機械学習はすべてデバイス上で行われ、システムはClipsアプリでの操作から、ユーザーがどのクリップを気に入ったか、あるいは気に入らなかったかを学習しません。16ギガバイトの内蔵ストレージを搭載しており、ペイン氏によると約1,400個のクリップを保存できるとのことです。

不気味に思われるのではないかと懸念していたのだろうか?ペイン氏は「はい」と認めた。しかし、それが何なのかを分かりやすくすることでその懸念は解消したという。「カメラのように見えます」と彼は言った。前面の点滅するライトが電源が入っていることを知らせる。しかも、自宅を監視するためのクラウドカメラとは異なり、このデバイスはインターネットに接続されていない。

使用感

Googleがこのカメラを親やペットの飼い主向けに設計したと言っているのは本気です。私は親でもペットも飼っていないので、本来の用途通りに使う方法が分かりませんでした。

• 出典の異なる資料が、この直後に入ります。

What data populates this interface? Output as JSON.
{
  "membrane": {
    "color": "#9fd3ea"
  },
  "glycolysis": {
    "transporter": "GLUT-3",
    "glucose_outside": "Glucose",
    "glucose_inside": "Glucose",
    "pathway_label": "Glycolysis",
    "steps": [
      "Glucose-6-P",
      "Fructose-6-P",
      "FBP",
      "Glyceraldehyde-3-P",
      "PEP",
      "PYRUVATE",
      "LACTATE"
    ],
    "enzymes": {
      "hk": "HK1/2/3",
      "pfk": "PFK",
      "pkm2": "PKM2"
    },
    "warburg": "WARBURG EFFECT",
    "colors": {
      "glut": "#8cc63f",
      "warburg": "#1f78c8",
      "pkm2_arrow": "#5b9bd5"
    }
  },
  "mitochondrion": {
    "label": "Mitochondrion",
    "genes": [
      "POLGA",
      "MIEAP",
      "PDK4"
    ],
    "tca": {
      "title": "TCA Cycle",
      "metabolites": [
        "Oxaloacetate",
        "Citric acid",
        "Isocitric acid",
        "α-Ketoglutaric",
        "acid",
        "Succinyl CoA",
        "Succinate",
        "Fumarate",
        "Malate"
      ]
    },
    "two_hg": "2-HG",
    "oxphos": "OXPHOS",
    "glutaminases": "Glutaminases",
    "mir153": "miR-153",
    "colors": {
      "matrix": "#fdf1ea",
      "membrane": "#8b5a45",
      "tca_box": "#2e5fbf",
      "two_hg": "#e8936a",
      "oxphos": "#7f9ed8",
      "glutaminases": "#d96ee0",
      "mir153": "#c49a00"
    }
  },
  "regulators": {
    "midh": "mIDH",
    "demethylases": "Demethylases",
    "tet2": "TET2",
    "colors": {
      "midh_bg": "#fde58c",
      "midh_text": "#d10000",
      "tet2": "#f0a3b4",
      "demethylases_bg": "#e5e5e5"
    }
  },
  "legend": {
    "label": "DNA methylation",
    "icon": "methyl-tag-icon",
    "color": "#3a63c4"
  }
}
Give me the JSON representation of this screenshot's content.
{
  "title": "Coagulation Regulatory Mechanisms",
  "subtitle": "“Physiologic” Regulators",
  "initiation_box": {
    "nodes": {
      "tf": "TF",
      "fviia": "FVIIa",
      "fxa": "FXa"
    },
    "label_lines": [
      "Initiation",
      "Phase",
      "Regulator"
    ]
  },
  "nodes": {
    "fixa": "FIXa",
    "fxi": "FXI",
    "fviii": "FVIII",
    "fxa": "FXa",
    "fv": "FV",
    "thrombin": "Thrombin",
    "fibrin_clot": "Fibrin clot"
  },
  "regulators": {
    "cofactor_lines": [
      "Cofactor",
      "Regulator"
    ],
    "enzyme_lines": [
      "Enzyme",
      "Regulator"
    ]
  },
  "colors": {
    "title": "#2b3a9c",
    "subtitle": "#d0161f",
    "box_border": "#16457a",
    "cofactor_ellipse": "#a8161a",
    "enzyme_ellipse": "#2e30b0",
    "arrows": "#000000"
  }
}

それで、優秀な子供のいないジャーナリストなら誰でもそうするように、私はカメラを妹にFedExで送りました。妹は客観的に見て、世界で一番素敵な子供を二人も持っています。妹は家の中でカメラを使っていて、甥っ子たちの映像を撮影したのですが、中でも特に気に入っているのは、片方がもう片方を追いかけているシーンです。その映像の静止画がこちらです。

Googleクリップ
毛布にくるまった愛らしい甥っ子。キャロリン・コモー / Google Clips

甥っ子たちの、昔ながらの方法で撮影した写真がスマホに既に保存されていて、とても気に入っているんです。ポーズをとらせている写真も含め、もっとたくさん撮りたいと思っています。だから、必ずしも小型の外部カメラで撮影した動画が必要なわけではないのですが、面白い瞬間があれば嬉しいです。

つまり、このデバイスは、ある特定のユーザーを念頭に置いて作られた実験的なカメラであり、子供や愛犬を飼っていて、ただ楽しみのために AI 搭載カメラを新しい方法で使用してみたい人、そしてそのシリコン ブレインで生成されるあらゆる種類のクリップをふるいにかけることに前向きな人に最も適したデバイスだ、と捉えるのがベストです。

「この製品はシリコンの進歩のおかげで実現しました」とペイン氏は述べ、このサイズのデバイスにこの技術を詰め込むことができたのはここ1年ほどのことだと述べた。今後、私たちはアプリやガジェットに搭載された人工知能からより多くの支援を受けるようになるだろう。